The Airmen's Stories - Capt. C J M P de Scitivaux de Greische
Philippe de Scitivaux of Greisch was born on 11th November 1911 at Rosnay in the department of Indre. His father, a cavalry officer, was killed in action in August 1914. Educated at Poitiers and Stanislas Jesuit College in Paris, de Scitivaux entered the Naval Academy in 1931. He graduated as an Ensign 2nd class in 1933 and served on the cruiser Tourville, the battleship Bretagne and the submarine Juno.
Transferring to the naval aviation arm, he qualified as a pilot in 1937.
At the time of the German onslaught on 10th May 1940 he was serving with Escadrille AC1 of Flottile F1C, operating Potez 631 aircraft from Calais-Marck. On this day he shot down a Ju52 over Ijmuiden, Holland but despite being badly wounded in one arm he brought the aircraft back.
De Scitivaux was admitted to hospital in Boulogne and was still there when the Germans arrived at the outskirts of the town. He made his way to the port area and, forming a crew from some sailors also trying to escape, convinced a Belgian tug master to take them all to England. They landed at Hastings, where de Scitivaux collapsed. Once recovered, he insisted on returning to France to continue the fight. But once the Armistice had been signed, he flew to Gibraltar and boarded the French armed trawler President Houduce, which was already loaded with French airmen from Casablanca. They arrived in Liverpool on the 13th July. Waiting for his arm to completely heal, he was made ADC to Admiral Muselier. Once recovered, he joined the RAF, reporting to 6 OTU Sutton Bridge on 29th September 1940.
After conversion to Hurricanes, de Scitivaux joined 245 Squadron at Aldergrove on 14th October, going on to 253 Squadron at Kenley on 27th November and then to 249 at North Weald on 29th March 1941. Further postings to 242 at Stapleford on 27th April and finally to 615 Squadron at Manston on 19th September followed. By then he had two confirmed victories, a He111 over London on 11th May 1941 and a He59 over Ostend three days later.
De Scitivaux was posted as a Flight Commander on 10th November 1941 to 340 Squadron ‘Ile de France’, the first Free French fighter squadron, then forming at Drem. He took over as CO on 31st January 1942 but had the misfortune to be shot down on the squadron’s first sortie on 10th April 1942. He baled out and landed in a tree in Condette, south of Boulogne, and was captured wounded in both legs and both arms. Two days later his fiancee arrived in England, after travelling for eighteen months through Algeria, Portugal, South America and the Bermudas.
De Scivitaux spent four months in hospital and was then moved to a PoW camp. He escaped but was recaptured and moved to a stricter camp in Silesia. He made three escape attempts from here, the third being successful and he had got as far as Paris by March 1945, being liberated there.

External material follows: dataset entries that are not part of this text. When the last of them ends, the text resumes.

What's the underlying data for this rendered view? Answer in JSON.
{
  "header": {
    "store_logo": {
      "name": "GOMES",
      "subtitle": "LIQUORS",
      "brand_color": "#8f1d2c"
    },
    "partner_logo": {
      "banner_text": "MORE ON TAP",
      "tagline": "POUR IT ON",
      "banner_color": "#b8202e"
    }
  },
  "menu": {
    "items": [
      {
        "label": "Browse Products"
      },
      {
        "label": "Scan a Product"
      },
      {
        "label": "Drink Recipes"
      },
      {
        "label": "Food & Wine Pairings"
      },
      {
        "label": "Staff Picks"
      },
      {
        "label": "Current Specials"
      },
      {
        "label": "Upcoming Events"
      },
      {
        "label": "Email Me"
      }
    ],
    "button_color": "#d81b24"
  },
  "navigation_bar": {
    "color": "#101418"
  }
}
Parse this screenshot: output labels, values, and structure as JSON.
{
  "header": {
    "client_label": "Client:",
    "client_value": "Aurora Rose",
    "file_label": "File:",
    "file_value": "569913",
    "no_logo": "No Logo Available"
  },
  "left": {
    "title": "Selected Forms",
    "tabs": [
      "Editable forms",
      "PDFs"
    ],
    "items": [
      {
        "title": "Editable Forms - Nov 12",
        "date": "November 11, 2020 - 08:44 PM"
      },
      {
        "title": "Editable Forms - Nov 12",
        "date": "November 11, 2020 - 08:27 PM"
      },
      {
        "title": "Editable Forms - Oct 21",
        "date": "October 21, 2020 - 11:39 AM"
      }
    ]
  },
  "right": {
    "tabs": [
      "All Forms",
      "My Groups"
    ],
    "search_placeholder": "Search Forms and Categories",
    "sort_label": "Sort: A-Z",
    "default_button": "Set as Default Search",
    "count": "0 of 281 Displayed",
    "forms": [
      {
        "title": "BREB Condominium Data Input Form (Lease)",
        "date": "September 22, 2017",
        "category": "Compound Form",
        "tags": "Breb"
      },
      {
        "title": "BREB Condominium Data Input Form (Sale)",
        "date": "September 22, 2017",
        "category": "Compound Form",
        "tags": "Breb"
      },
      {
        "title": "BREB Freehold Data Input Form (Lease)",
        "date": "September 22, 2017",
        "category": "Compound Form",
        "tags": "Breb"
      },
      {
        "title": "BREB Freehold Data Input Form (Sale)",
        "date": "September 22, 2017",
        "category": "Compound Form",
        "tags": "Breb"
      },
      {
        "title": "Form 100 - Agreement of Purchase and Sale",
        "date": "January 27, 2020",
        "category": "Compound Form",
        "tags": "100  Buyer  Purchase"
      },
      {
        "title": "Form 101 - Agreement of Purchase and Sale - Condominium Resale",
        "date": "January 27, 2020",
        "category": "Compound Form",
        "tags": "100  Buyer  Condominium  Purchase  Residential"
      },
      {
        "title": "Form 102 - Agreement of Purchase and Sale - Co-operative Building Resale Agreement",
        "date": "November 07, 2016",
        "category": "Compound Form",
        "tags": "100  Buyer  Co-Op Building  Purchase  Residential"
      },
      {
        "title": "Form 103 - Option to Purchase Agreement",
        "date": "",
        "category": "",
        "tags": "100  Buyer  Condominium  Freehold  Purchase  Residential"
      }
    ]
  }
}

He then returned to a successful career in the French Navy. Appointed head of the naval mission in Washington in 1946, he played a leading role in the revival of French naval aviation. Seagoing appointments were followed by command of the naval air station at Port Lyautey in Morocco in 1953. After service as professor in the College of Advanced Military Studies (CHEM) in 1957, he was promoted Admiral in 1960 and became commander of the maritime district of La Pallice-Rochefort. This was followed by C-in-C Pacific from 1962 to 1964 and from 1964 to 1966 he chaired the standing committee on testing of vessels of the fleet (CPEBF). As Vice-Admiral in 1966 he was appointed Prefect of the maritime area Toulon and then C-in-C Mediterranean. He was member of the Supreme Council of the Navy (MSC) from 1969 to 1971, following which he retired to French Polynesia.
De Scitivaux died at Toulon on 10th August 1986 and is buried at Anneyron near Lyon.